Many scientists complain that these cell lines are less effective than more recently created lines, as they are contaminated with the mouse feeder cells used to grow them. The Stem Cell Research Enhancement Act 2005 would, if passed, allow funding for scientists to conduct ES cell research on embryos left over from fertility treatments and donated for research purposes. The bill has already passed through the US House of Representatives, but seems to have stalled in the Senate.
Frist, a Republican, has previously been known to support Bush's policy and is anti-abortion. Although he says that his belief is that life begins at conception, he explained his change of heart, saying 'the limits put in place in 2001 will, over time, slow our ability to bring potential new treatments for certain diseases'. He added: 'Embryonic stem cell research should be encouraged and supported'.
Frist, who is a surgeon, is often 'looked to' by other Senators on issues to do with medicine. His support, as well as the fact that he has 'broken ranks' with other Republicans and the President may give the bill more chance of success. However, a vote on the Bill is not expected until at least September, as Congress has entered the August recess. Frist refused to bring the bill - or any of the other stem cell bills currently before the Senate - to a vote last week because he could not get other Senators to agree to vote on the bills without adding wrecking amendments. But, he said, 'I'm not going to give up on the stem cell issue because the research is hugely promising', adding that 'I hope that after we get back, we will be able to address the issue'.

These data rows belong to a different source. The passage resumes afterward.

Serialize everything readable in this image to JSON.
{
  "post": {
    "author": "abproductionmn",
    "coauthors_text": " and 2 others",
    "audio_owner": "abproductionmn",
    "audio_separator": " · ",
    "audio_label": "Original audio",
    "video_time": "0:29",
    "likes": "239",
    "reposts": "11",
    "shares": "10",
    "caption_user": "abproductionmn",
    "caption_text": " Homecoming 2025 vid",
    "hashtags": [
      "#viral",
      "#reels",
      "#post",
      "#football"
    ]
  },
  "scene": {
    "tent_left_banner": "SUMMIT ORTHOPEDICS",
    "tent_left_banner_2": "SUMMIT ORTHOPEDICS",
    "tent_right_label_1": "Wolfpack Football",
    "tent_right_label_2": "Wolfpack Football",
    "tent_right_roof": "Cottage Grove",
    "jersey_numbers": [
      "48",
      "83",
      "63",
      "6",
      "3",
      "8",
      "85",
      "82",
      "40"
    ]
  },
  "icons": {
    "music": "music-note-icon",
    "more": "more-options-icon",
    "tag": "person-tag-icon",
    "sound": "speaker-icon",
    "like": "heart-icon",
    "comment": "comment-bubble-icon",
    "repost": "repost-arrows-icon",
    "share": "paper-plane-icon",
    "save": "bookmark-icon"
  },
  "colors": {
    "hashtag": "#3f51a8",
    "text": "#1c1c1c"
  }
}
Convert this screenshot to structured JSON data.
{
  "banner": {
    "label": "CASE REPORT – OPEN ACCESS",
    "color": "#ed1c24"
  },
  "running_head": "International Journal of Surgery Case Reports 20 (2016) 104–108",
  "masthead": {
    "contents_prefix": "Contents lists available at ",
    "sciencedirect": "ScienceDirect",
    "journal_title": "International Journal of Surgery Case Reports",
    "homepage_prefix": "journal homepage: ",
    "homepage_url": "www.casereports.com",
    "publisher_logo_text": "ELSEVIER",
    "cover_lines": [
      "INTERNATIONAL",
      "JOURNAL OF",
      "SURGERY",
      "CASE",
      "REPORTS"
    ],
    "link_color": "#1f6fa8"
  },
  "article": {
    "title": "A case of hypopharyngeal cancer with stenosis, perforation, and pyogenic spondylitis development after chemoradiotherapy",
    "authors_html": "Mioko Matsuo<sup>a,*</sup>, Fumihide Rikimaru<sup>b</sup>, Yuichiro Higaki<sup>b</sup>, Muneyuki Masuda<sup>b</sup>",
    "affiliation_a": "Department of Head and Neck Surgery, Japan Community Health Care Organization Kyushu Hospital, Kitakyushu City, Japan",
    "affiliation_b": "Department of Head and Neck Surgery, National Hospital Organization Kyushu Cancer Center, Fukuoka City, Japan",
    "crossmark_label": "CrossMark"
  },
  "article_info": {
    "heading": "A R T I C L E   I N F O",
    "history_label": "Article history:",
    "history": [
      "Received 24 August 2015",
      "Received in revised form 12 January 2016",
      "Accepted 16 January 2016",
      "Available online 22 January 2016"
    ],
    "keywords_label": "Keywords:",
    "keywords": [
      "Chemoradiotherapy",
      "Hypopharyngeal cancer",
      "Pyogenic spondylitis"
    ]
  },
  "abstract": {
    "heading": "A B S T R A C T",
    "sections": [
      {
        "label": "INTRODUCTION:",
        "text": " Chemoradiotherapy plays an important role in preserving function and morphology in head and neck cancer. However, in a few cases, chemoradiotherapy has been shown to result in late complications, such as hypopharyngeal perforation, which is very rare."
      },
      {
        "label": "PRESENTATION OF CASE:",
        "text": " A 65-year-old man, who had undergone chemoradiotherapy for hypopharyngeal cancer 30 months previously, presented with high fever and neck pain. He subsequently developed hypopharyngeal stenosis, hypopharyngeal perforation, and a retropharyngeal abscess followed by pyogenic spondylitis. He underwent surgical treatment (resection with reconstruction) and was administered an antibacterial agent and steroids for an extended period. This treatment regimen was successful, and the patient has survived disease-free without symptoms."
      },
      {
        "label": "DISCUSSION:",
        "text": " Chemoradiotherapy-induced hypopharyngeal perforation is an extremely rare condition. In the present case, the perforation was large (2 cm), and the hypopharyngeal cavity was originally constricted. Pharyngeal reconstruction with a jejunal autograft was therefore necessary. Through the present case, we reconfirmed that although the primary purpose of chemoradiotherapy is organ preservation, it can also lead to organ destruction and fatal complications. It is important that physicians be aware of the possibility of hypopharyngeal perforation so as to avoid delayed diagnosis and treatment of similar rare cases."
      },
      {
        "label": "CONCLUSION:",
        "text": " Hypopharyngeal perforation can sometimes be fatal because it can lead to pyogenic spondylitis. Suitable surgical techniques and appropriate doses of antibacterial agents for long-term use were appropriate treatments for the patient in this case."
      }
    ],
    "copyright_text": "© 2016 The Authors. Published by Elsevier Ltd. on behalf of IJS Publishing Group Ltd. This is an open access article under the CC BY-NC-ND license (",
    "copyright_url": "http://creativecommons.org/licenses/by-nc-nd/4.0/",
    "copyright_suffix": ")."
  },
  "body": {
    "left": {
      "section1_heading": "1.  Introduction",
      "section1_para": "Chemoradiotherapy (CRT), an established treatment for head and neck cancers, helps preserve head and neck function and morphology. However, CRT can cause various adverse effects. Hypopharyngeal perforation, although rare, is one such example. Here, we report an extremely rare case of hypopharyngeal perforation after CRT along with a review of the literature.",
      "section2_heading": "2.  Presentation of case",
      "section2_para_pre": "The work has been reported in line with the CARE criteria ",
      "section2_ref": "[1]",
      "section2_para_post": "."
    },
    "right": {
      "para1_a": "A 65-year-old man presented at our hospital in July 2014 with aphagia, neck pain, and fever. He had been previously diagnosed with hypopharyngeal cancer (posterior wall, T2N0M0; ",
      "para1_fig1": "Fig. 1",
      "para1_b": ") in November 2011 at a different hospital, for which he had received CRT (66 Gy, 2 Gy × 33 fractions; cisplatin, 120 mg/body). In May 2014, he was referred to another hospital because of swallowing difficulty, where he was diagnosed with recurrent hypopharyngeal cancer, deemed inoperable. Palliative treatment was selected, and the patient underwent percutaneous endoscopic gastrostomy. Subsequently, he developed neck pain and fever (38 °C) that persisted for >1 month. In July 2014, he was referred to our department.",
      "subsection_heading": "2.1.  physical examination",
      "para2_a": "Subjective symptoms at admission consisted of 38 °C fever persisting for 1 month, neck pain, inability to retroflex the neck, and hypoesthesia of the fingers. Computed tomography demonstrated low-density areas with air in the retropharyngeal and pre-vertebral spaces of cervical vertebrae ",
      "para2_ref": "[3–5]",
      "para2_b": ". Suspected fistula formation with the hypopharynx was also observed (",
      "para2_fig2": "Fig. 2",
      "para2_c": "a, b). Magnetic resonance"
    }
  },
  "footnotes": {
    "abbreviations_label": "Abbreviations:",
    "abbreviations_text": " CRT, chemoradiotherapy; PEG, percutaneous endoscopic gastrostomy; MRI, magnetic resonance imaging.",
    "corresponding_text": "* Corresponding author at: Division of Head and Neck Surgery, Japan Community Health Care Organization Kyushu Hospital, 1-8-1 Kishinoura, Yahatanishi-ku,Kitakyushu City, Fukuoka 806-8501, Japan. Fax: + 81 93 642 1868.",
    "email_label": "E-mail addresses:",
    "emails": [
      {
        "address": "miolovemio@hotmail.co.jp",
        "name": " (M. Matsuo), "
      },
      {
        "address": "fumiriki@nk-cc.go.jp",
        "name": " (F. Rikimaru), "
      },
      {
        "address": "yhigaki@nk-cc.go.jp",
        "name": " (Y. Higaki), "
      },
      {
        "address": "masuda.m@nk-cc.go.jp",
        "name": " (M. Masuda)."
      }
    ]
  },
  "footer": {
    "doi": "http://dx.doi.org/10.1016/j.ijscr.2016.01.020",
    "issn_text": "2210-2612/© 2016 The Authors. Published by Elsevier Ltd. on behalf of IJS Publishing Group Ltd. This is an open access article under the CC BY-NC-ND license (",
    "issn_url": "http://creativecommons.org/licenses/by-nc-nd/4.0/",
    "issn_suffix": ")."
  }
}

Bush has threatened to veto the bill if it is passed. In response to Frist's announcement, Scott Maclellan, a White House spokesman, said that President Bush had not changed his mind on the issue: 'I think the President has made his position very clear. Nothing has changed in terms of his position', he said. A presidential veto can be overridden if there are 67 or more votes in favour of the bill - Senator Arlen Specter, one of the sponsors of the bill, says that at least 62 Senators have pledged their support.